How The Beatles inspired Billy Joel’s favourite Billy Joel song: “That’s pretty much what I did”
One evening, Billy Joel was sat at the Fontana di Trevi restaurant in New York City across from Carnegie Hall. The waiter didn’t recognise the budding star, so his casual demeanour remained when he offered up the pithy line, “Bottle of white, bottle of red, perhaps a bottle of rosé instead?”
In the hands of anyone, such a run of words might have provoked a smile. For Joel, something else happened. Instantly, Joel liked the melody of this jokey plonky pushing slogan and made a mental note of it. It was a common practice for the songwriter, and one which had seen him become one of the more affluent members of the current venue he found himself sat in.
However, one line doesn’t make an entire song, and as Joel chewed over that unfortunate truth in the little restaurant, he thought about all the other half-baked lines he had kicking around in his musical pantry. Pushing them with his thoughts across the muddied plate of his mind, it became clear, a few strands a meal did not make. He mused over ostensibly plain pieces of lyricism like “Things are OK with me these days,” which he just couldn’t shift, and with a little sauce, suddenly things started to make sense.

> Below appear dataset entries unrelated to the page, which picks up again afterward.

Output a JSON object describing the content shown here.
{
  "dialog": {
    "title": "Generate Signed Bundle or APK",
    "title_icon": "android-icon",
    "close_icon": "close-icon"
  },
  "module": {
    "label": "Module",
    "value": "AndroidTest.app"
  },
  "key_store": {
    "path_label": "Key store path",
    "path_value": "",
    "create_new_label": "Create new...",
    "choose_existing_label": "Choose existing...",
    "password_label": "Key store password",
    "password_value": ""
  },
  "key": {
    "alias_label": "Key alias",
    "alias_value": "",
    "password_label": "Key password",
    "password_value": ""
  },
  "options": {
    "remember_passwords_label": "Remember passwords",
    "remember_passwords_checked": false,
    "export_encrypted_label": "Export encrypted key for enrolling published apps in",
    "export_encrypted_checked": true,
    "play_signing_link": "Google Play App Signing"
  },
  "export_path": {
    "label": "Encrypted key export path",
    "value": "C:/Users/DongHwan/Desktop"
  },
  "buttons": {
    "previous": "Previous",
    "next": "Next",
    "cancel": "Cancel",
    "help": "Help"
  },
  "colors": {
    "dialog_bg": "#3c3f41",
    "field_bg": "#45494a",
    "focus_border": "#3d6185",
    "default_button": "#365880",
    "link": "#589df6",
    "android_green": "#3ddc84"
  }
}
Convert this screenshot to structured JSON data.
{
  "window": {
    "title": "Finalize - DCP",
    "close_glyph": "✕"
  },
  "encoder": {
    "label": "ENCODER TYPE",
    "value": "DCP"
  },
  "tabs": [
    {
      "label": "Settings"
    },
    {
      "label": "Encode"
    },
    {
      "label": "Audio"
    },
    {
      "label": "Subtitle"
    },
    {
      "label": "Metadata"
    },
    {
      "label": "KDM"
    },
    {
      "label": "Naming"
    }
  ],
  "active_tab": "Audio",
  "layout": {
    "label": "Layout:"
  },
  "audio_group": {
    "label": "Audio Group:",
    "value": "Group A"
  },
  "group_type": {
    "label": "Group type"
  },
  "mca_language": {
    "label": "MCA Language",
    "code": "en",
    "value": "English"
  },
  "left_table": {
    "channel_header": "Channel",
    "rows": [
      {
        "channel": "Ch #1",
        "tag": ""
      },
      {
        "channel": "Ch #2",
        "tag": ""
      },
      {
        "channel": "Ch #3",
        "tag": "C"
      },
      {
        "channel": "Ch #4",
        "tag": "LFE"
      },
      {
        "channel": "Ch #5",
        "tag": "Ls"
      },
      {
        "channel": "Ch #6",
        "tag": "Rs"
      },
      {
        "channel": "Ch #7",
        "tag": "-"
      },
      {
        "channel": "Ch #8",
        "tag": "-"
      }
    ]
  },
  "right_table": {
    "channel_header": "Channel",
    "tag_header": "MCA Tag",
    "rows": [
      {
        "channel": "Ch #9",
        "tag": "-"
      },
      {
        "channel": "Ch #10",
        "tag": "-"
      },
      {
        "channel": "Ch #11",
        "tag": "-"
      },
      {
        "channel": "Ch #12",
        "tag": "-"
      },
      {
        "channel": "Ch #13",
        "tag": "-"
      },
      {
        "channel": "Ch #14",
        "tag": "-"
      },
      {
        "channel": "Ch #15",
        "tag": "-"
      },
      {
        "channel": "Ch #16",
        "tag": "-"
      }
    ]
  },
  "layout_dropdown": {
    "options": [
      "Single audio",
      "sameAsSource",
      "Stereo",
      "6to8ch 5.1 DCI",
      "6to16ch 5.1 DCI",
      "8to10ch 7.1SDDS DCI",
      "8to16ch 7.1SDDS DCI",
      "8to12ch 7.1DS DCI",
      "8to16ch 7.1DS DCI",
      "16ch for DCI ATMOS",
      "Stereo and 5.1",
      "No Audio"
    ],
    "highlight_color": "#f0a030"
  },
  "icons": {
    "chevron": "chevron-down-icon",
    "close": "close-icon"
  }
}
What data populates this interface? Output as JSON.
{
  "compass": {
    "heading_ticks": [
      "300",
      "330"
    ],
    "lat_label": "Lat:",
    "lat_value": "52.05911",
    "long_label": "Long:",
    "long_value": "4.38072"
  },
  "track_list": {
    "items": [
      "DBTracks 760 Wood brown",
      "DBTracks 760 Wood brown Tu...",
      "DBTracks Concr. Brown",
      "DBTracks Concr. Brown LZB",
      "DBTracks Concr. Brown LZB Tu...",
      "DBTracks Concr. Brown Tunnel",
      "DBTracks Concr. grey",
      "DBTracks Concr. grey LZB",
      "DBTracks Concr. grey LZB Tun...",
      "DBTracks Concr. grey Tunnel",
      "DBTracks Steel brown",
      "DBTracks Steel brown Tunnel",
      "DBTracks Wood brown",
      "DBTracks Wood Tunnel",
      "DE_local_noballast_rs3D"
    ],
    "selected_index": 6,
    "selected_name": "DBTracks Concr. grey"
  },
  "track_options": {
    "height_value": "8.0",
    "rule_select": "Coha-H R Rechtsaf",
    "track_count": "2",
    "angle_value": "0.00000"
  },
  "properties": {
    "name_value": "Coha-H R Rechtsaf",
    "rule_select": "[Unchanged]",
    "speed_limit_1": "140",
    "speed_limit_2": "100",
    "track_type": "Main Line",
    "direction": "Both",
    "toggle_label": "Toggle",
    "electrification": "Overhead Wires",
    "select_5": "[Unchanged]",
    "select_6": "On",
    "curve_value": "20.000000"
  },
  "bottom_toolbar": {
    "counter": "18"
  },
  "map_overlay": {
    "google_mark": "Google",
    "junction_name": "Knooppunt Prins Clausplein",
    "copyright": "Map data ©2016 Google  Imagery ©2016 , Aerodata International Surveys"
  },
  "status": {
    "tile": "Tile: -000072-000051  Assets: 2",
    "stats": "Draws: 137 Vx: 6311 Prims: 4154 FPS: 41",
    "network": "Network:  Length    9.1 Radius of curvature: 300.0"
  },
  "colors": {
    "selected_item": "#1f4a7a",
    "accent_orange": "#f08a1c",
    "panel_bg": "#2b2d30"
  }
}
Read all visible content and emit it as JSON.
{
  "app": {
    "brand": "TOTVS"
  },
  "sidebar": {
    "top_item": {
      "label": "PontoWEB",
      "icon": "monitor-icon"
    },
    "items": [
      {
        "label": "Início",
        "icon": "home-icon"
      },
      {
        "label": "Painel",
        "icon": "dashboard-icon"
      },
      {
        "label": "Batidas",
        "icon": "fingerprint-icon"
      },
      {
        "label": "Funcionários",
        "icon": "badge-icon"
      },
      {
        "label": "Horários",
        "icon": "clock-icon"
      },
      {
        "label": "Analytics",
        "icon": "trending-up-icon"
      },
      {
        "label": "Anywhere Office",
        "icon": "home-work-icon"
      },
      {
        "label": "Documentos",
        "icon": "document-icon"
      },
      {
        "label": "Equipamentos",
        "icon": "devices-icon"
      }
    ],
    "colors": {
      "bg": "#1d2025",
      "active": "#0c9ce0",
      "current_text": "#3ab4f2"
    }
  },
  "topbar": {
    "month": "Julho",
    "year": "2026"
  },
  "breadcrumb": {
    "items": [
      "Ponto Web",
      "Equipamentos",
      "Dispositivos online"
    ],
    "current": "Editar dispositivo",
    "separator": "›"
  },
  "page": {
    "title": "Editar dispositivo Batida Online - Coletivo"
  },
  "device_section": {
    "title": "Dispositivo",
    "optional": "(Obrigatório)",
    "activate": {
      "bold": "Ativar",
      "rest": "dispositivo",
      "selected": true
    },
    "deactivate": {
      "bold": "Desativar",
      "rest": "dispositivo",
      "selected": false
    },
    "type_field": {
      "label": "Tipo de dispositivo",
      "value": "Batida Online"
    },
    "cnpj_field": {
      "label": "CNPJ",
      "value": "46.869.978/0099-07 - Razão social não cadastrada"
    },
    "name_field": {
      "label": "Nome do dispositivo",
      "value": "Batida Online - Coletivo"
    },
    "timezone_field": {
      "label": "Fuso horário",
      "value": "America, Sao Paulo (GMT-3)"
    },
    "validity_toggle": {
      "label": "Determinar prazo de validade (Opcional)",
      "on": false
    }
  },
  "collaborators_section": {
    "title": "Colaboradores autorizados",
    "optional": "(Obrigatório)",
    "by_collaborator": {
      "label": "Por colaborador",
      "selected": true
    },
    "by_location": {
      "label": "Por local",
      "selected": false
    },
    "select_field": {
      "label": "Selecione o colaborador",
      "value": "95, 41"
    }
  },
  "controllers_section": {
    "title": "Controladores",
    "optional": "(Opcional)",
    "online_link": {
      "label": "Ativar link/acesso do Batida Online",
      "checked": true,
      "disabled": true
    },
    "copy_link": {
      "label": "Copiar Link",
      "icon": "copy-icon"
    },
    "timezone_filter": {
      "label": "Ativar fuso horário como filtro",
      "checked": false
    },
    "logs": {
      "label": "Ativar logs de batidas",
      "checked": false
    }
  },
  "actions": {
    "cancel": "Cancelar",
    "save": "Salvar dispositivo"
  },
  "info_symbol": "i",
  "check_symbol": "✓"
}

This little collage of lines—mini vignettes from his life began to stack up, a bit like an opera. As fate would have it, he was in opera town in a restaurant set up to service the patrons. As he looked around at the crowd, “Things are OK with me these days,” seemed to fit the patrons of this humble Italian restaurant perfectly. He gazed around at yuppie kids who had sadly had to succumb to seats a few tiers cheaper than the royal box and a restaurant that was equally restrained from opulence.
All of a sudden, ‘Scenes from an Italian Restaurant’ was born. The song would be a tale of folks who reached their main course a bit too early, so to speak, and Joel, as the reliable narrator in the corner, contentedly watching it with an air of humility. So, that was the story all sewn up, but what of the sound? Musically, the track was still a jigsaw in his head. At this stage, he welcomed the great puzzle solvers into the equation, the band that figured out so many things for so many people.

“I had always admired the B-side of Abbey Road,” Joel told USA Today regarding the iconic medley that wraps up The Beatles classic, “which was essentially a bunch of songs strung together by [producer] George Martin.”
The genesis of the idea was taken from snippets of recordings ranging from The White Album to the completed but not yet released Let It Be, brought together in a brainwave by Paul McCartney – but producer George Martin also had a significant role to play, as he liked to make more than clear.
He previously told Rolling Stone: “I wanted to get John and Paul to think more seriously about their music,” as “Paul was all for experimenting like that,” and as such, the motive became clear. The medley was The Beatles’ symphony, their farewell magnum opus, which represented seven years as a band, but left an indelible imprint on the world for the rest of time.
As Joel correctly continued: “What happened was The Beatles didn’t have completely finished songs or wholly fleshed-out ideas, and George said, ‘What have you got?’ John said, ‘Well I got this,’ and Paul said, ‘I got that.’ They all sat around and went, ‘Hmm, we can put this together and that’ll fit in there.’ And that’s pretty much what I did.”
Now the cacophony of clamouring restaurant scenes was formed. The whole concept fit perfectly. Each musical transition was like a trip from table-to-table housed under the same ambient Italian feel. The complex time signature switches were like the contrast between Joel’s leisurely dining, and the ageing opera alumni hurriedly racing towards a show.
This all culminated in the anthem that Joel calls his favourite. Speaking about this The Stranger classic, Joel proclaimed it to be the number one Billy Joel song in his entire discography. It is undoubtedly a track that encapsulates the songsmith as an artist.